A virus discovered a century ago could become a powerful weapon against disease and antimicrobial resistance in the livestock industry, according to an expert in the Canadian government.
Why it matters: Bacteriophages could be an antidote to antimicrobial resistance, which is undercutting options for antibiotics at a time when global demand for meat is rising.
“Phages are considered green, an environmentally friendly biocontrol approach that can be used to mitigate the risk of various bacterial pathogens,” says research scientist Hany Anany.
Anany has worked on bacteriophages (phages) for Agriculture and Agri-Food Canada since 2006.
Anany says that lytic phages are bacterial viruses that can only infect and multiply within their specific hosts, causing the bacterium to lyse (or disintegrate).
They have been studied extensively and, while most current applications are in the food processing sector, they have proven effective in controlling bacterial growth in food-producing animals.
Phages are used to control Salmonella, E. coli, Campylobacter, Clostridium and Listeria.
Phages were originally proven effective against bacterial infections in 1919 by Felix D’Herelle, a French-Canadian microbiologist.
In fact, Anany says that D’Herelle’s first tests were with chickens to treat fowl typhoid.

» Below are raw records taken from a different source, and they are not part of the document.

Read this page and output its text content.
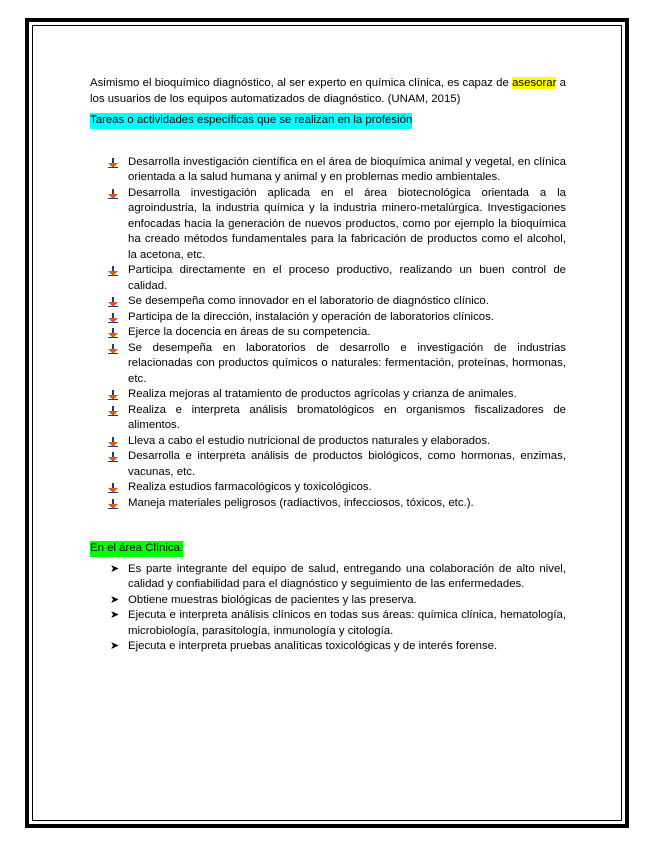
Asimismo el bioquímico diagnóstico, al ser experto en química clínica, es capaz de asesorar a los usuarios de los equipos automatizados de diagnóstico. (UNAM, 2015)

Tareas o actividades específicas que se realizan en la profesión
Desarrolla investigación científica en el área de bioquímica animal y vegetal, en clínica orientada a la salud humana y animal y en problemas medio ambientales.
Desarrolla investigación aplicada en el área biotecnológica orientada a la agroindustria, la industria química y la industria minero-metalúrgica. Investigaciones enfocadas hacia la generación de nuevos productos, como por ejemplo la bioquímica ha creado métodos fundamentales para la fabricación de productos como el alcohol, la acetona, etc.
Participa directamente en el proceso productivo, realizando un buen control de calidad.
Se desempeña como innovador en el laboratorio de diagnóstico clínico.
Participa de la dirección, instalación y operación de laboratorios clínicos.
Ejerce la docencia en áreas de su competencia.
Se desempeña en laboratorios de desarrollo e investigación de industrias relacionadas con productos químicos o naturales: fermentación, proteínas, hormonas, etc.
Realiza mejoras al tratamiento de productos agrícolas y crianza de animales.
Realiza e interpreta análisis bromatológicos en organismos fiscalizadores de alimentos.
Lleva a cabo el estudio nutricional de productos naturales y elaborados.
Desarrolla e interpreta análisis de productos biológicos, como hormonas, enzimas, vacunas, etc.
Realiza estudios farmacológicos y toxicológicos.
Maneja materiales peligrosos (radiactivos, infecciosos, tóxicos, etc.).
En el área Clínica:
➤ Es parte integrante del equipo de salud, entregando una colaboración de alto nivel, calidad y confiabilidad para el diagnóstico y seguimiento de las enfermedades.
➤ Obtiene muestras biológicas de pacientes y las preserva.
➤ Ejecuta e interpreta análisis clínicos en todas sus áreas: química clínica, hematología, microbiología, parasitología, inmunología y citología.
➤ Ejecuta e interpreta pruebas analíticas toxicológicas y de interés forense.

With the discovery of antibiotics in 1934, this work was abandoned in western countries. Research into and the use of bacteriophages in human medicine continued in Eastern Europe and in Russia as a complement to antibiotics. Now, with concerns around antimicrobial resistance, phage therapy has regained currency.
“Phages are the most ubiquitous organisms on Earth and are also very common in foods,” Anany says. They also live inside humans and animals.
Their advantages are many, including the fact they target only specific bacteria, so no good bacteria are destroyed. They’re not toxic, can infect bacteria that are resistant to antimicrobials, don’t affect the taste, smell or appearance of foods and don’t alter the organic, halal or kosher designation of foods. They also usually don’t require repeat dosing.
So why haven’t they caught on in the livestock industry, where bacterial disease is the bane of farmers and their animals, and antimicrobial resistance is a danger? It’s partially because they are so specifically focused on destroying targeted pathogens.
“We don’t have a single phage to cover all E. coli serovars or Salmonella serovars,” Anany says, adding that using a cocktail of phages could be one answer, but it would be easier to tackle a less diverse strain such as Staphylococcus aureus.
They are also fussy about temperature, needing to be kept between 2 C and 8 C and can be rendered ineffective by disinfectants and sanitizers. There’s also the difficulty of obtaining wide consumer acceptance — phages are actually viruses and they’re added to food.
Anany cites a dearth of research in terms of veterinary use, pointing out that more needs to be done to validate phage treatment for animal bacterial diseases.
The effectiveness of phage treatment also varies according to the location and complexity of the infection — for example on skin, in the gastrointestinal tract, or in blood. He also says the regulatory barriers are very high for getting livestock treatments.
It’s also an expensive alternative, although Anany says that barrier will come down as more companies get involved in production.
“The human therapy area is more attractive to big pharma, especially with the recent successes of phage therapy in the U.S. and U.K.,” he says.
Phages are commercially available. Intralytix, a company in Baltimore, Maryland, makes and sells three products that target Listeria, Salmonella and E. coli in processed food. Micreos, a company based in The Netherlands, has similar products.
All these products are approved for use by the United States Department of Agriculture.
Health Canada actually has an entire list of antimicrobial food processing aids for use on red meats and poultry, including bacteriophages, for which it has “expressed no objection”.
In terms of livestock applications, Anany says he knows that Passport Food Safety Solutions, based in Des Moines, Iowa, makes a product called Finalyse, which is used as a pre-harvest wash on cattle hides to prevent E. coli. Intralytix also produces phage products that are effective on Salmonella and Clostridium in poultry.
Anany says more funded research is needed, particularly in large animal trials, and the government needs to support the industry in adopting more green antimicrobial approaches.
“It would be ideal if an integrated production system adopted phages throughout the chain,” he says. “For example, phages could be added to the feed and water for poultry on the farm, then sprayed on them before slaughter, then used during carcass processing and packaging – all the way from farm to retail.”